We have no right to complain because the Church does not make worship easy ; for an act of communion must require some effort on our part. But we need an incentive ; we are justified in asking for assistance. Yet far from helping us, the services which we are expected to attend frequently make this act an impossibility. We want to sing and are provided with hymns that are bad poetry set to bad music ; we want to pray and are treated to a list of petitions gabbled through in a monotonous undertone ; we come to hear a preacher who shall stir the spirit in us and are given a dissertation on some irrelevant point of doctrine. These are not merely external aids to worship ; they are the only means we have of spiritual expression. We have sought inspiration and have found none. Further, we are required to subscribe to a doctrine which we cannot in sincerity accept without question. To take part in Divine service requires more sacrifices than we are able to make ; of reason, of intellect, of art, of freedom. What we get in return is not sufficient compensa- tion ; and so we have given up the habit of church going and have sought a substitute in the political creeds that are prevalent today.

The inadequacy of the Church to fulfil the needs of the younger generation seems largely to lie in the over-emphasis of doctrine at the expense of the Spirit. It raises serious difficulties. We have been taught to seek for proof in every- thing. We cannot entirely accept the explanation of the Christian faith with which the Church has furnished us. Will the Church allow us to interpret this faith in our own way?
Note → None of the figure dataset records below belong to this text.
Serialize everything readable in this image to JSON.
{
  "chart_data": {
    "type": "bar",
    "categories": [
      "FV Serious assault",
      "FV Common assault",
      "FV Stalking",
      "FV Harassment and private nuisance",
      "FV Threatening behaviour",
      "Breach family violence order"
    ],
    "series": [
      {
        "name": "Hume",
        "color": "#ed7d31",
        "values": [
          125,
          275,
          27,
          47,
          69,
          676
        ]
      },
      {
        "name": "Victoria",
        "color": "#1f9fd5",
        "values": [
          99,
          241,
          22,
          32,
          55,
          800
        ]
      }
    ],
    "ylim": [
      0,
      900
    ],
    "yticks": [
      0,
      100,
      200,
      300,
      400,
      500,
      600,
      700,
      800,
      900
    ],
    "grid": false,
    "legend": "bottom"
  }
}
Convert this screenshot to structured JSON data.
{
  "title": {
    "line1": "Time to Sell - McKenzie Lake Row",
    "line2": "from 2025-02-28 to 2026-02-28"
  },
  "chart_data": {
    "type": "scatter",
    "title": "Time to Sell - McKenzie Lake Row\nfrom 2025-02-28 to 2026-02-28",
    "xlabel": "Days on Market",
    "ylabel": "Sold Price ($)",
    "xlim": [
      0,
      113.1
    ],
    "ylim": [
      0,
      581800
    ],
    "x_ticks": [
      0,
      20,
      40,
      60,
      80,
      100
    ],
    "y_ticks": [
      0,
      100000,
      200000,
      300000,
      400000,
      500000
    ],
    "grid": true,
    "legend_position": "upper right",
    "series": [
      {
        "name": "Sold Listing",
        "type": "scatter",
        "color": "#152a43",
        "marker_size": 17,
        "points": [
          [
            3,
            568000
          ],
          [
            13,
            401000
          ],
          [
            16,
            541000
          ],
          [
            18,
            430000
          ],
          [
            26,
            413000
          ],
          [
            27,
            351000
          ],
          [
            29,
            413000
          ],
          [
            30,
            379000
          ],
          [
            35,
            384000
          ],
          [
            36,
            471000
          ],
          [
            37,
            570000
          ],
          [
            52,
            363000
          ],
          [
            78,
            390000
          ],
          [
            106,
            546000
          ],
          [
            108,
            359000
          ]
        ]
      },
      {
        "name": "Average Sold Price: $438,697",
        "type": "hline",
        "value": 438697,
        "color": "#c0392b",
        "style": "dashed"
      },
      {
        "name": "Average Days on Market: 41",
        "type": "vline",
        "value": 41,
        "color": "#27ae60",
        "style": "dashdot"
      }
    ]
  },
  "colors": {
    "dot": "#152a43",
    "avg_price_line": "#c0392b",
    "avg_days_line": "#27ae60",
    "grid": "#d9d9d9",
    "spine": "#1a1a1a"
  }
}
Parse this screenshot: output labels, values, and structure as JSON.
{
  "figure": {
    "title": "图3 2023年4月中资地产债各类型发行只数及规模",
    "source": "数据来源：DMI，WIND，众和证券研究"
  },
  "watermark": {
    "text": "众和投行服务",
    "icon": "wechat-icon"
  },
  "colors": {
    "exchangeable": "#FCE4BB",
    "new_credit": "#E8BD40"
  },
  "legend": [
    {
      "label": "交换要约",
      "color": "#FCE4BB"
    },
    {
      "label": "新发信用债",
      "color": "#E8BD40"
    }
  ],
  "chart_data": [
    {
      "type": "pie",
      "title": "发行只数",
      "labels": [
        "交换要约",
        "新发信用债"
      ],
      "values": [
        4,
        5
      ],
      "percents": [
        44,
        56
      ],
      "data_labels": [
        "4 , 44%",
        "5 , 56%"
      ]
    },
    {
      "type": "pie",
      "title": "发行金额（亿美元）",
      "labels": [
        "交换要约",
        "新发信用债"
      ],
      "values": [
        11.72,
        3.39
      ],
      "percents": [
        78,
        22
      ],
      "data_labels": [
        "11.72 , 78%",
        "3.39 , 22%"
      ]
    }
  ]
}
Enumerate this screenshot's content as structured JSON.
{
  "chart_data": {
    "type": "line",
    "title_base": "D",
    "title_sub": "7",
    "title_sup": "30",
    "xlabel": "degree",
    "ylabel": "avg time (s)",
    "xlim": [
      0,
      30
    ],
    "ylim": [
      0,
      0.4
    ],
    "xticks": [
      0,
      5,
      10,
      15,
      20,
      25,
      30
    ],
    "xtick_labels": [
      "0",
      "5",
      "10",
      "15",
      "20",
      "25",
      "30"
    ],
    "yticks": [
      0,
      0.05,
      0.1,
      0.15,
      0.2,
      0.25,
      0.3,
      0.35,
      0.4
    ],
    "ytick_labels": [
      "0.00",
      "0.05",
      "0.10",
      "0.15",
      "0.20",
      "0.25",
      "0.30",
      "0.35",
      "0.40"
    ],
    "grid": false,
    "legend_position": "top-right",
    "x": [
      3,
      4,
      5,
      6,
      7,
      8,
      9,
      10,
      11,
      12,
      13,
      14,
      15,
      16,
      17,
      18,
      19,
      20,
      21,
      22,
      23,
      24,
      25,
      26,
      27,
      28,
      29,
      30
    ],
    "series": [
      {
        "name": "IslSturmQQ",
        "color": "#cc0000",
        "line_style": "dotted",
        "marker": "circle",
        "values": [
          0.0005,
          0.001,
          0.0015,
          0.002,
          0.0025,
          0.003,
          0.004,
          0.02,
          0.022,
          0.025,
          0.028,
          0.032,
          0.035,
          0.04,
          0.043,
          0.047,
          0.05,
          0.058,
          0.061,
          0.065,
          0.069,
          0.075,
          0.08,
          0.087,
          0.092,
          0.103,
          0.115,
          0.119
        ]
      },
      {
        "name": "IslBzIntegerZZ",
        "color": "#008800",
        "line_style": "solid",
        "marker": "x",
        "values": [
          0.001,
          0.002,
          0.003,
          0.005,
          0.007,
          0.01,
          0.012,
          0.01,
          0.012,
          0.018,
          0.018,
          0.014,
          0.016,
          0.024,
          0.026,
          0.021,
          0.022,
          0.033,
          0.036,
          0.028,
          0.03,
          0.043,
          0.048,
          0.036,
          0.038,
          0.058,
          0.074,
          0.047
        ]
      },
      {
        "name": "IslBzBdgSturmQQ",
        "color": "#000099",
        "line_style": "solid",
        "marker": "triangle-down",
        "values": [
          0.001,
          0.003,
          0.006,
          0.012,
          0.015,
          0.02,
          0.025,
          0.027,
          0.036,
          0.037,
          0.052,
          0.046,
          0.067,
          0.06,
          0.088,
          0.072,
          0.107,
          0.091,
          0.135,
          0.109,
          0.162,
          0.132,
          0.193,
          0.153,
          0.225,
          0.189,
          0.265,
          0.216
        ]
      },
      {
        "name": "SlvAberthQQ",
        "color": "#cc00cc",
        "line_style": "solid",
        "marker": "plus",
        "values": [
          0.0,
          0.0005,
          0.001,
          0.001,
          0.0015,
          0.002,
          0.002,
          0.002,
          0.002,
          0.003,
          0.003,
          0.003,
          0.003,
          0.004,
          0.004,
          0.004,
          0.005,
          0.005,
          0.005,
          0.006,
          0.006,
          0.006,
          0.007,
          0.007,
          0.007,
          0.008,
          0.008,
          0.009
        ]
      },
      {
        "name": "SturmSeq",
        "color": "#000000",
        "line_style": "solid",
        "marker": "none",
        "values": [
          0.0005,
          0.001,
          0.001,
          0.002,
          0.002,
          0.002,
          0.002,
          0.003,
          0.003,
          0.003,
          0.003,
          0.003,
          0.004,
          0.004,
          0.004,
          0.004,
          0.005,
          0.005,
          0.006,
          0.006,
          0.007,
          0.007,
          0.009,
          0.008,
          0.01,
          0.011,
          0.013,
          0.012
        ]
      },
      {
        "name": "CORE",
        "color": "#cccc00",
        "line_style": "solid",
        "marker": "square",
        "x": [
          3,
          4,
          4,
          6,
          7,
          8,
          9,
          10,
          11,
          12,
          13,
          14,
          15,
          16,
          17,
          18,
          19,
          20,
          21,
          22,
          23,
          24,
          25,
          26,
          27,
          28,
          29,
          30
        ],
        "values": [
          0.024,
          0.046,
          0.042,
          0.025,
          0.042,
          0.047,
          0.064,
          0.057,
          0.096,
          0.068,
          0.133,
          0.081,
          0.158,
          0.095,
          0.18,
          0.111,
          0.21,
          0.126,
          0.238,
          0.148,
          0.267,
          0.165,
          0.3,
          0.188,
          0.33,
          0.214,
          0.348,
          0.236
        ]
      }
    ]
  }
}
How much does it matter whether or not we can believe in the Divinity of Christ ? What do we mean by the existence of God ? The conception has arisen from the desire to worship ; because man desired to express his conception of the Spirit in his own language, God was created in the image of man. And this Divinity has become a personal adviser and assistant in trouble ; a Being to whom one prays for the things of this world. We are justified in asking for a wider, truer conception of God : the Spirit that is in all of us. Will the Church allow us to believe this ? To believe that the Divinity of Christ lies in His being the first man to preach the Christian faith ? A man in whom so great a part of the Spirit dwelt ? Perhaps we demand that our faith should be made too easy for us. I do not think this is so. I believe that, though we may not ourselves realise it, there is a great need for a faith that we can accept. And I believe Christianity will supply this need.